Maybe the young man sitting had a medical condition that isn't apparent and needed the seat. I'd like to think that and not jump to conclusions. That being said, what about the handful of other people sitting in the same vicinity?

Anonymous said...

If I don't have a seat to give up, I routinely ask (politely) people to vacate the special access seats when a pregnant woman or person with any disability gets on the metro. Sure, it's ridiculous that they need to be confronted about their bad behavior, but I don't think remaining silent and stewing about it is defensible either. It gives a pleasant sense of moral indignation and superiority, but doesn't bring about any change.

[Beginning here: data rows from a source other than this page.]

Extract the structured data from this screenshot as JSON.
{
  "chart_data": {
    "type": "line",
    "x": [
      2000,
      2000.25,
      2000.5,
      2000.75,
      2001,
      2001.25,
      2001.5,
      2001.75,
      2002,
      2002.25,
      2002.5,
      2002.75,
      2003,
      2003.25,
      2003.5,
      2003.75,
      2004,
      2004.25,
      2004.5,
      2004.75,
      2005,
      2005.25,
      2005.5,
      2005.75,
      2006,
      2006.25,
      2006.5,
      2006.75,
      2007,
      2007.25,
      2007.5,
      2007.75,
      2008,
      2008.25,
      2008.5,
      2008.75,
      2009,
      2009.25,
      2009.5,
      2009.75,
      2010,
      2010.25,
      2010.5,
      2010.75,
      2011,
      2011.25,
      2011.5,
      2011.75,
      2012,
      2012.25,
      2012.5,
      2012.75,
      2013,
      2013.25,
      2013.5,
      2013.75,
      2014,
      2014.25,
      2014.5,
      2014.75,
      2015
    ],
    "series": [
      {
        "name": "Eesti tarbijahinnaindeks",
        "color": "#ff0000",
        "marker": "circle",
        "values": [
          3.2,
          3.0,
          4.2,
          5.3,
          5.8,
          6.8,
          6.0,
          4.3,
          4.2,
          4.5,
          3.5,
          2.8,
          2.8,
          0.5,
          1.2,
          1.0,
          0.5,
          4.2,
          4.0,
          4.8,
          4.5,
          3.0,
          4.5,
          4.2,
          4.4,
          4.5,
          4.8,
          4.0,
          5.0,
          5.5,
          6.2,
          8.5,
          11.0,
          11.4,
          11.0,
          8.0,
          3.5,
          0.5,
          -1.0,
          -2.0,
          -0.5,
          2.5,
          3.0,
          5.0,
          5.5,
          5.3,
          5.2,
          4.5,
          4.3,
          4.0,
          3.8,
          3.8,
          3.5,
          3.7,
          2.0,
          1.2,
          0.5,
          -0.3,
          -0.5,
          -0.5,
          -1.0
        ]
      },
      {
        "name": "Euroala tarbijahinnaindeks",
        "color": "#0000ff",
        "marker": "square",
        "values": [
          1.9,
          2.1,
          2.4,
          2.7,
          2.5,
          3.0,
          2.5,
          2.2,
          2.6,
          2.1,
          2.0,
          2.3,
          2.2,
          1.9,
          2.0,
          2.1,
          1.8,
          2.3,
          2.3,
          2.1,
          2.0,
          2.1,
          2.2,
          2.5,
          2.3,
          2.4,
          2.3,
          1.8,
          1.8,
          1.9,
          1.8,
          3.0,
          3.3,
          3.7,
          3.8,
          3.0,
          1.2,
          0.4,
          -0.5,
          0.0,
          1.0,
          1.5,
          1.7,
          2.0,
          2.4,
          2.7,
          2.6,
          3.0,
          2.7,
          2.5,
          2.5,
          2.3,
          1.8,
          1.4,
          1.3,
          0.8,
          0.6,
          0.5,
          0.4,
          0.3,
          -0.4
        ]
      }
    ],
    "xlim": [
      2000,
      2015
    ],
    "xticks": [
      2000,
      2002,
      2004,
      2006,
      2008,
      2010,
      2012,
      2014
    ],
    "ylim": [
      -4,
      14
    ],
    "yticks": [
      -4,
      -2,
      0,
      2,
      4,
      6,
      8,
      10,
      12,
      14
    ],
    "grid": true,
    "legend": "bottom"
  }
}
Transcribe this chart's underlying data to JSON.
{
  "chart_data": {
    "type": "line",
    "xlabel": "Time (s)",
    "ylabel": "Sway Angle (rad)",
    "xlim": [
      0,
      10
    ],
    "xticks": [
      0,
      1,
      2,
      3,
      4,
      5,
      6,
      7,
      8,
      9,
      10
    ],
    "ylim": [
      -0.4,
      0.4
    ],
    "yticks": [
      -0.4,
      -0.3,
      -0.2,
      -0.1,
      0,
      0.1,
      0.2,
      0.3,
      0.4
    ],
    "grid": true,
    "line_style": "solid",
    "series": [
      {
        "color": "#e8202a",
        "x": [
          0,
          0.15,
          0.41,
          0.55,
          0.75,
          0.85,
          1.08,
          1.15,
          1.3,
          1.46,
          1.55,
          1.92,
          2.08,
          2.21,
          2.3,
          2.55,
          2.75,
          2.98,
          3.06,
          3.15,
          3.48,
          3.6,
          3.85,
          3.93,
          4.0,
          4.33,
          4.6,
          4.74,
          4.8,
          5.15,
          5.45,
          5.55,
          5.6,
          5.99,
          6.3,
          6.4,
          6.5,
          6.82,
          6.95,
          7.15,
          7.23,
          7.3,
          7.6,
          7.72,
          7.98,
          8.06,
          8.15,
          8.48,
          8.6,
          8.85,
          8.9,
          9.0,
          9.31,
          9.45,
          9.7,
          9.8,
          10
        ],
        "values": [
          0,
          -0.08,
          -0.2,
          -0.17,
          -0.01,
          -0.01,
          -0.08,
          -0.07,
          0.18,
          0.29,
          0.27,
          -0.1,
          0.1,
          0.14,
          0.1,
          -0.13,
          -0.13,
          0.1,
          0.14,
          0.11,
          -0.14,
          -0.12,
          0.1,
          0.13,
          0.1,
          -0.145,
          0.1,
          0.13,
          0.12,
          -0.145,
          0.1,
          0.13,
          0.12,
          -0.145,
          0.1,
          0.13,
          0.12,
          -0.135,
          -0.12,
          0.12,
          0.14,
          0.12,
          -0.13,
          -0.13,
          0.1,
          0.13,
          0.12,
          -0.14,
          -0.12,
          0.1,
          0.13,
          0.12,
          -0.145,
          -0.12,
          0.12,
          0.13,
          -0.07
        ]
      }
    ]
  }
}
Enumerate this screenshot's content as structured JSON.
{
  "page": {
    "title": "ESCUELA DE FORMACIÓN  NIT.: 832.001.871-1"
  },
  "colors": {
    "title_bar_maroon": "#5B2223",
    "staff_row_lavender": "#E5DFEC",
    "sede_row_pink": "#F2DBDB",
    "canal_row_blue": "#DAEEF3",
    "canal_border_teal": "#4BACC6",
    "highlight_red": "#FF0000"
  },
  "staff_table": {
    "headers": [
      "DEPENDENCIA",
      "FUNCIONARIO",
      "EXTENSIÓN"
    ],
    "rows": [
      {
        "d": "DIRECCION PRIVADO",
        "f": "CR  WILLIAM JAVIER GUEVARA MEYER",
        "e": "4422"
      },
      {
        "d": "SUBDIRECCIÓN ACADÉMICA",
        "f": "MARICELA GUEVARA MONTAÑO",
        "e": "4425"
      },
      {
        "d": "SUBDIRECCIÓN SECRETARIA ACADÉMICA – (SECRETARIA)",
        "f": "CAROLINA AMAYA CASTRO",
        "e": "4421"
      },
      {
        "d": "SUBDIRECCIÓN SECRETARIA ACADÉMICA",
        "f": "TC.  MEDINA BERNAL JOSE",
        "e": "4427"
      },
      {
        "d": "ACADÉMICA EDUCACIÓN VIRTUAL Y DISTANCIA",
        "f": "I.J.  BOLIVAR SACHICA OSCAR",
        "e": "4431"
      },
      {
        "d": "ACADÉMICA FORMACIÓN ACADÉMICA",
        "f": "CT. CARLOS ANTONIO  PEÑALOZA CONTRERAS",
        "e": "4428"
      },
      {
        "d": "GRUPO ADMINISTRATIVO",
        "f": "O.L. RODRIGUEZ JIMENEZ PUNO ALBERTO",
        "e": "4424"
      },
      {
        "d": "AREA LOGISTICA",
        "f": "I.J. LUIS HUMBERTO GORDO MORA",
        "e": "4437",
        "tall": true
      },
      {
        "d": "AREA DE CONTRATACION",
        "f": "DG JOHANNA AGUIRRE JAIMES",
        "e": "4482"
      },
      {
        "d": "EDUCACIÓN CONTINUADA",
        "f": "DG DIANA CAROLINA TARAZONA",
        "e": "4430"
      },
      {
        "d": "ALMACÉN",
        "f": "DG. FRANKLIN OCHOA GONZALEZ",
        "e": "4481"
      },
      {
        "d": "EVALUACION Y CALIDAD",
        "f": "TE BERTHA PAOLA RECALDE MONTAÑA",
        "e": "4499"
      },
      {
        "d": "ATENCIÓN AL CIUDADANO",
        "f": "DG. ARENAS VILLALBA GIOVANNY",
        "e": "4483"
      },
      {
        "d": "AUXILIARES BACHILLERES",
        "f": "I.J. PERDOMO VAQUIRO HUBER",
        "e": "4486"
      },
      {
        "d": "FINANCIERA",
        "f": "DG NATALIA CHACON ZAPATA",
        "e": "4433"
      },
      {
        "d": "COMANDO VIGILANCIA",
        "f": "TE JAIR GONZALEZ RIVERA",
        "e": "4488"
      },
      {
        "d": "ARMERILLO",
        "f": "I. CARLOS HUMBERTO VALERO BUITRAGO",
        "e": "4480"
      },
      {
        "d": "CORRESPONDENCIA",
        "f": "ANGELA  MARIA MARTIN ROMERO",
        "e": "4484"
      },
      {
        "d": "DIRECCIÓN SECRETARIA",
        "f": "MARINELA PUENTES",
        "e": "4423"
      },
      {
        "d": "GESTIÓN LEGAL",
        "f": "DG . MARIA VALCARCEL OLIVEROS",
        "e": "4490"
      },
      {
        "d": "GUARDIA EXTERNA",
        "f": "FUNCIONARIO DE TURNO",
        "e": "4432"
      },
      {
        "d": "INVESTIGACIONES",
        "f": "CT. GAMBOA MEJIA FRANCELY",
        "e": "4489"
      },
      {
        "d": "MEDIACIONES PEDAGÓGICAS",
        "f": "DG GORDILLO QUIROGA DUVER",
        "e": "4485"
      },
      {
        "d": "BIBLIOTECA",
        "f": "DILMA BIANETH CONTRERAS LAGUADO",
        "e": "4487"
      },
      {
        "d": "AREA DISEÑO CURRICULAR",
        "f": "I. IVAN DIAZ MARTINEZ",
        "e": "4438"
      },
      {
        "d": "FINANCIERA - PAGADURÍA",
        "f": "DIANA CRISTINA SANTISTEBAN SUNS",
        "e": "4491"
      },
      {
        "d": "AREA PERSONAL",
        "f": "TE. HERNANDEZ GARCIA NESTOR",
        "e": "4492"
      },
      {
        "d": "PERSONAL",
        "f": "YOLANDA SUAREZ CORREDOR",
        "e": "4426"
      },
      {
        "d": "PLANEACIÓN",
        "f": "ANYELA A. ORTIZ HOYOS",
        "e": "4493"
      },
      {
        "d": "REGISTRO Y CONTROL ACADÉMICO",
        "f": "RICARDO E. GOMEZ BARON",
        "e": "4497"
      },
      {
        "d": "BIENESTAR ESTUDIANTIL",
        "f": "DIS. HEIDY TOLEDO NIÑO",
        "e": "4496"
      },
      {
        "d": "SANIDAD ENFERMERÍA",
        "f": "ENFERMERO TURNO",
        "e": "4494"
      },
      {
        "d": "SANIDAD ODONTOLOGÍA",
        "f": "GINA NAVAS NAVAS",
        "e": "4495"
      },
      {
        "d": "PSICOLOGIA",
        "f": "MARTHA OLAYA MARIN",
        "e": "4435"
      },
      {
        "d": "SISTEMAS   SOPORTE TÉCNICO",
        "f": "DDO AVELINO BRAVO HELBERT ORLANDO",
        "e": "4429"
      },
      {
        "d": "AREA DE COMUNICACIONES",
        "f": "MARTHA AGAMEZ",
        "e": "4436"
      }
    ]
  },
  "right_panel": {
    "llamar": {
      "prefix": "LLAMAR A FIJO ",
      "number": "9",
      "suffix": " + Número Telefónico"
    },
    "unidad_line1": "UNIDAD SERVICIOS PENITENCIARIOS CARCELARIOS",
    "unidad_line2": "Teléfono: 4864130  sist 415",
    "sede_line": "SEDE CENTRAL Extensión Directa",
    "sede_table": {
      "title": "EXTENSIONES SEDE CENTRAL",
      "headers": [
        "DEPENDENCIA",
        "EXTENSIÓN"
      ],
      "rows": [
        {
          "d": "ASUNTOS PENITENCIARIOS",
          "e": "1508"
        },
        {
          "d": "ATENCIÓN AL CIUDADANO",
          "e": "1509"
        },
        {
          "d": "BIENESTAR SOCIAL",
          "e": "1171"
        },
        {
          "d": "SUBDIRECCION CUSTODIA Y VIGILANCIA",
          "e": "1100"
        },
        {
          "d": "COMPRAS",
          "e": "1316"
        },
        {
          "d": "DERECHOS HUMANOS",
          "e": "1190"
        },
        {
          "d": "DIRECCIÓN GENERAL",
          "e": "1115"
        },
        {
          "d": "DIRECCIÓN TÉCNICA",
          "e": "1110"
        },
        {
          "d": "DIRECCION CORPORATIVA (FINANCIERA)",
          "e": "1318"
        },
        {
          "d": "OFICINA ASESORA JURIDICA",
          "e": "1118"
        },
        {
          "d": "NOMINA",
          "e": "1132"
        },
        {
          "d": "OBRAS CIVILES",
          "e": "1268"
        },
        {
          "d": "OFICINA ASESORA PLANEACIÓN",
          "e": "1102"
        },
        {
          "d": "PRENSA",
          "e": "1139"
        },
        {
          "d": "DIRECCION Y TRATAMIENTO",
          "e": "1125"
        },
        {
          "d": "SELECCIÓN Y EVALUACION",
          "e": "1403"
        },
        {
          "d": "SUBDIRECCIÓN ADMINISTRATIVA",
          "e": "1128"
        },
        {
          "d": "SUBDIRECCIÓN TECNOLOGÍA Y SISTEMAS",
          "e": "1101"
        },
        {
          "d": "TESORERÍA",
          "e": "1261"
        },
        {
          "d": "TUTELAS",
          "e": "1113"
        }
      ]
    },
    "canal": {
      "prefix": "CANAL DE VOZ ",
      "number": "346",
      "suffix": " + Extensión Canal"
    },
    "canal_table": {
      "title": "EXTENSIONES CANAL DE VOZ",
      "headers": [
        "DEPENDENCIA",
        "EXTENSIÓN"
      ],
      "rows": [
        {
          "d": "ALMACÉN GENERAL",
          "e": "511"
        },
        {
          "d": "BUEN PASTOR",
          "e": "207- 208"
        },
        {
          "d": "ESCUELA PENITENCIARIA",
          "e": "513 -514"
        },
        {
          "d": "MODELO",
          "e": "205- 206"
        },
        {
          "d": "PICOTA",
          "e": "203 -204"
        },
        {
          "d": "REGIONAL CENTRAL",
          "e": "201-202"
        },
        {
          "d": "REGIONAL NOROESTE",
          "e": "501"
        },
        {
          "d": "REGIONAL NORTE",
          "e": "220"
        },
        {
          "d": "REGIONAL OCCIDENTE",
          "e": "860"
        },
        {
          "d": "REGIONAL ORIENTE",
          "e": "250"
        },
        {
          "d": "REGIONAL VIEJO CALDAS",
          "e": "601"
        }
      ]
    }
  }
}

For whatever it's worth, I used to stew just like you're describing. What finally put me over the edge and actually speak up was watching and hearing about the trials my wife went through on the metro while she was pregnant.
I've found that it helps to give folks the benefit of the doubt and help them save face. "Excuse me, but you might not have noticed that you're in a special access seat. Would you mind giving up your seat to help out?"

lizzie said...

MMA fan--i don't really like anonymous comments so thank you for revealing yourself. i think that most people in dc are just stuck in their own little bubble without ever being aware that there are others around them. you're right. i see this kind of treatment everywhere i go in the city. i RARELY get thanked for opening a door for someone. i RARELY get thanked for letting someone go ahead of me in line or where ever. and when i went to blacksburg, va this weekend, i realized that everyone there is so polite and courteous. that's definitely missing in dc.

gpliving--is that so? i had never heard of that. i would still rather err on the side of caution and still offer up my seat to anyone who needs it.

anon--you're right. i focussed on the young man because he was younger than the other folks who were sitting down but anyone could have given up their seat. however, this post isn't about just that young man. it's about everyone in dc who would rather be inconsiderate than think of those people around us.

anon2--you're right. please read my response to MK above. that's exactly what i said. i will start offering other people's seats. it should be interesting to see who gives them up then.

i'm sorry about your wife. it truly saddens me when i see pregnant women standing on the train. being a woman myself, that's probably when i get the most angry.

honeykbee said...

Congrats on your DCBlogs mention!

lizzie said...

aren't you sweet (and appropriately named)! thanks!

Beakerz said...

She's as sweet as honey but just don't forget about that pesky stinger ;)

MB said...

When I was pregnant not one person ever offered their seat on bus or metro. However, when I was younger, thinner and dateable, guys did it all the time. Assholes.